Türkiye su zengini de değil, su fakiri de değil. Su stresi altında olan bir ülke. Kişi başına yıllık su tüketimi 1000-1700 litre civarında. 84 milyona göre bin 323 litre olarak hesap ediliyor. Gelecek yıl nüfusumuz 700 bin artınca daha az olacak. 112 milyar metreküp suyumuz var. Bunun 58 milyar metreküpünü kullanıyoruz.2050’ye gelindiğinde yüzde 25 azalacak. 84 milyar metreküpe düşecek. Nüfus artacak. 93 milyar metreküp su kullanılacak. Zor bir dönem olacak. Yağışlar bakımından Doğu Karadeniz en şanslı bölgemiz. Orta Karadeniz, İstanbul ve Batı Akdeniz bölgeleri su konusunda tedbir alınmasa da su stresi yaşamayacak. 

YAĞIŞ BEKLİYORUZ

İnşallah önümüzdeki günlerde başlayacak yağışlar. Yağışların azalmasının verime olumsuz yansıması konusunda elimizde bir netlik yok. Geçen yıllarda da benzerini yaşamıştık. İleri aylarda telafi edilecek bir yağış bekliyoruz. Önümüzdeki günler bu konuda netlik sağlar.

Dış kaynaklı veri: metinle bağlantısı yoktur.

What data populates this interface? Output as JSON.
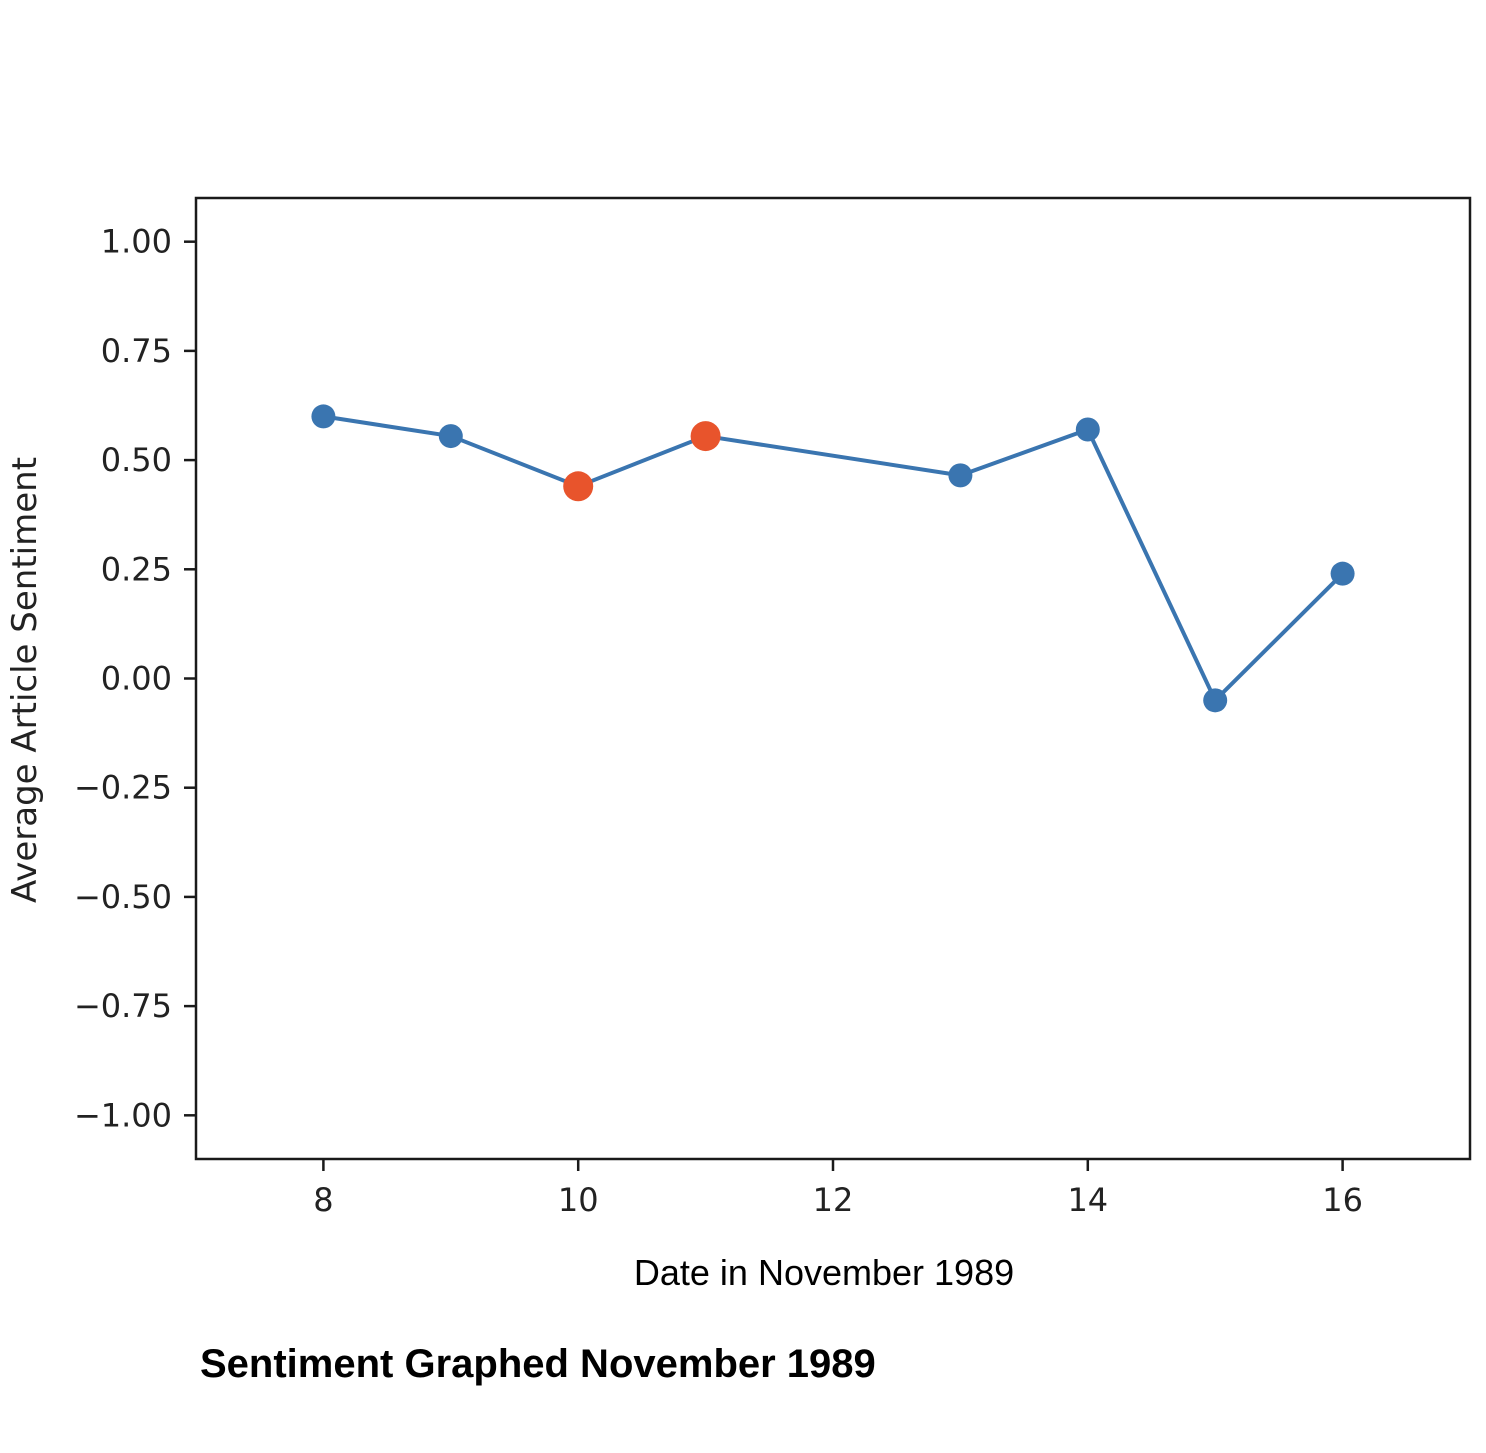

SOKAK HAYVANLARI İÇİN ÇALIŞMA YAPIYORUZ

Bakan Kirişci Türkiye’deki 2 milyon sahipli hayvandan 1 milyon 493 binine çip takıldığını belirterek, “31 Aralık öncesinde beyanda bulunanlar ceza almadan çip geldiğinde taktıracak” dedi. Kirişci sokak hayvanları ile ilgili de çalışma yapıldığını ifade ederek söyledi: “Yol haritası üzerinde çalışıyoruz. Cumhurbaşkanına sunacağız. 8 milyon civarında olduğunu, 6 milyonunu mutlak suretle kısırlaştırmak gerektiğini biliyoruz. İstanbul’u pilot şehir olarak seçtik. ”

150 MİLYON TON TAHIL

Buğday, arpa, yağlı tohumlar, mısır ayçiçeği yağı vs. Dün itibarıyla 16.9 17 milyon ton tahıl koridorundan koridordan geçti. Demir yoluyla Avrupa’ya gidenleri de sayarsanız 7-8 milyon ton civarında. Bence esas stok Rusya tarafında. Rusya’nın 150 milyon ton ürün stoku var. Haklı olarak Rusya bu ürünlerini satmak istiyor. Bizim bunu da görmemiz lazım. 

250 BİN TL DESTEK

Cumhurbaşkanımızın da uygun bulması halinde genç çiftçilere yönelik uzman çiftçiler ismiyle verdiğimiz yüz bin liralık hibe desteğinin 250 bin liraya çıkarılacağını ifade etmek istiyorum. Çalışmaları bitmek üzere.

30 MİLYAR DOLAR İHRACAT

2022 yılı Kasım ayı sonu itibarıyla tarım sektörümüz 26.8 milyar dolar ihracat gerçekleştirdi. Aralık ayını da dahil ettiğimizde, 2022’yi 30 milyar dolar düzeyinde kapatacağız. Su ürünleri ihracatımız da 1,5 milyar dolarla rekor kırmış olacak.

TARLA BOŞ KALMAYACAK

Kırsal terk edilmiş. Kişi arazisini üretimde kullanmıyor, kiraya da vermiyor. Biz,” boş kalan alanınızı boş tutmaya devam edebilirsiniz. Ama iki yıldan sonra mülkiyet hakkı korunmak kaydıyla  bunu kiralama, kiralattırma yoluna gideceğiz. Kira bedellerini de hesaplarınıza yatıracağız. 1.1 milyon hektar nadas alanını da üretimde kullanacağız. 

ÇOBANLAR 2.SINIF DEĞİL

Muhalifler, ‘bu millete çobanlığı mı layık görüyorsunuz’ diyor. ‘Onun oyu ile benimki bir mi diyorlar.’ Kendi ülkemizde kırsal yaşamı neden ikinci sınıf olarak tanımlıyoruz. Ben peygamber mesleği dediğimde benimle alay ettiler. Yazıklar olsun. Birbirimizin tamamlayıcısıyız

SAMAN İTHAL ETMEDİK

Ülkemizde 25 milyon ton saman üretimi var. Hayvancılıkta 18 milyon ton tüketiliyor. Geri kalan kısmı kağıt üretimi, mantar yetiştiriciliğinde kullanılıyor. 2021’de sadece 204 ton saman ithal edildi. 2022’de de hiç ithalat gerçekleşmedi.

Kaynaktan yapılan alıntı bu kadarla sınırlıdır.